While several recent improvements in childhood cancer certainly pushed the needle forward, there is always room for more. It may be difficult to improve outcomes in brain tumors if they are in places where even the most experienced neurosurgeons are unable to remove them — such as the brain stem, which controls the entire body. In these situations, clinicians can get the cancer in the brain under control with radiation and chemotherapy, but additional advancements are still needed.
Reducing health disparities and increasing treatment access for all children — especially those who are from historically marginalized groups — is another advancement where pediatric cancer clinicians are making strides. There is a long-held belief that pediatric cancer patients do not face the same disparities as patients with other illnesses, since clinical protocols from the NCI Children’s Oncology Group call for all children to be treated at academic medical centers or large cancer centers, Friedman explained.
Since almost every child with cancer is being treated at a large medical center, it was thought that there could not be different outcomes among these patients. Access to care is readily available, so how can there be disparities? This is a question that researchers like Friedman have begun to dig deep to understand over the last five years.

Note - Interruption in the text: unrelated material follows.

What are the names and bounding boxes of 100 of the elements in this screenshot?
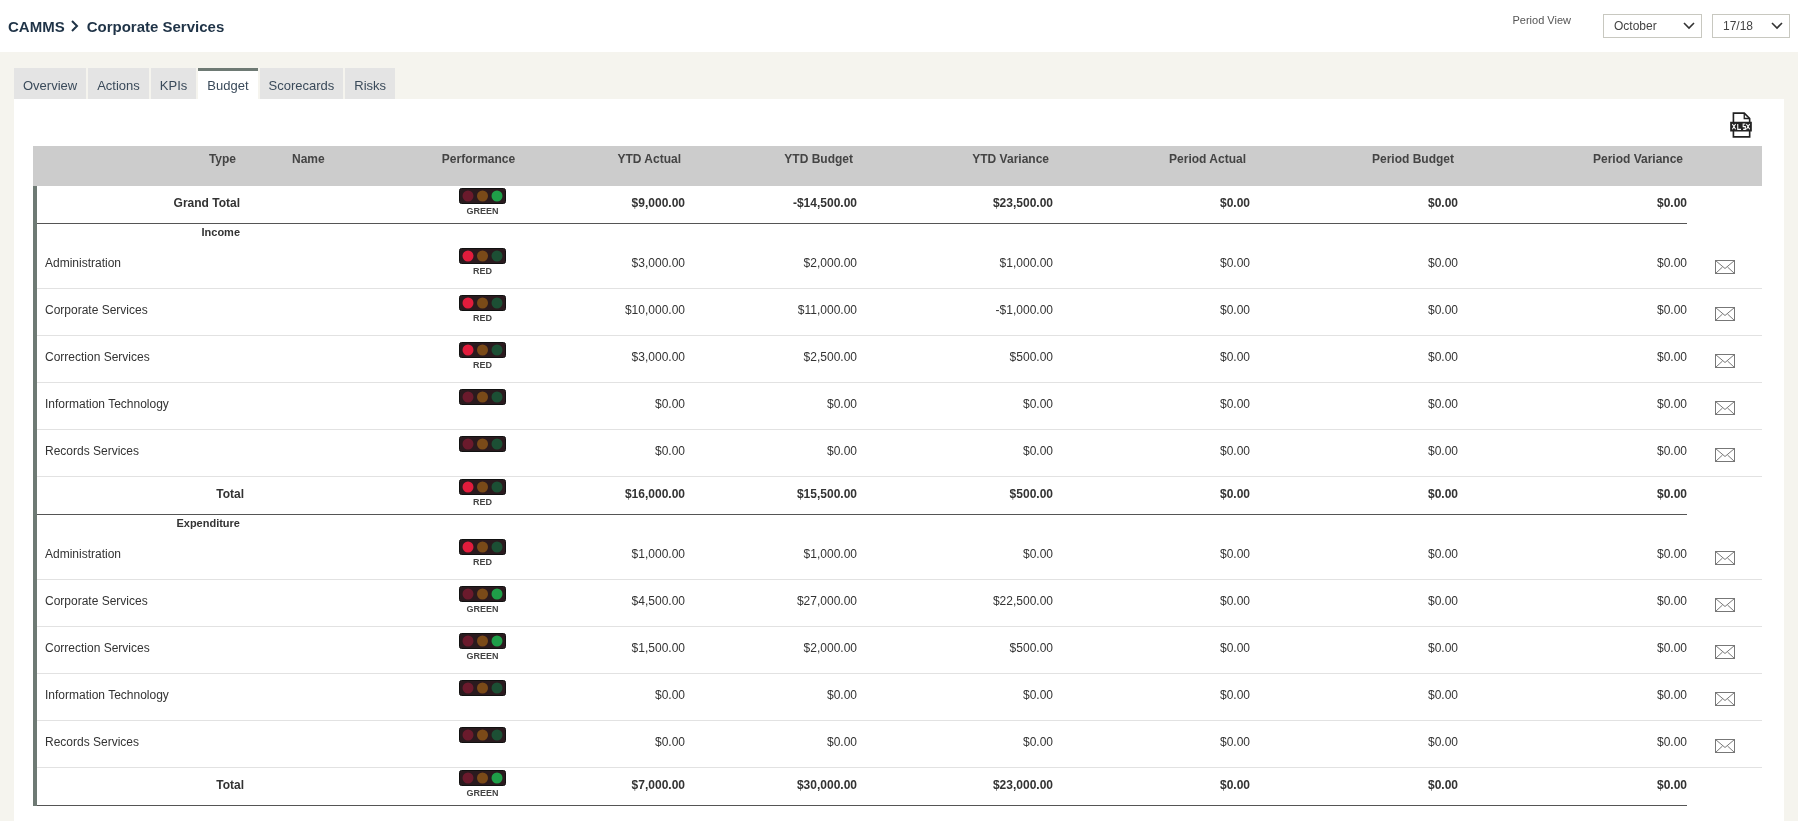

“There are definitely racial, ethnic, socioeconomic and geographic disparities in the outcomes of children with cancer,” Friedman said. “Even though these patients go to the same large medical centers, and they get the same treatments, the burden of cancer on patients and families of lower socioeconomic status or families who live in rural areas is particularly heavy.”
At Children’s Hospital there are many support systems in place to lift this burden, but it is still an evolving area and an opportunity for future innovation and growth. “We’ve got to work harder to provide some clarity for what’s causing these disparities so we can continue improving outcomes for these kids,” said Friedman.
All of this work is with one goal in mind — clinicians never again having to walk into a room and tell parents like the Ryans that their child has cancer. The work pediatric oncologists do is difficult and emotionally taxing but the changing tide of improvements in cancer treatments motivate people like Friedman, Daniels and Kitko to diligently serve patients and their families every day.
“Curing children of cancer — like in Landon’s case — is the light at the end of the tunnel,” Friedman said.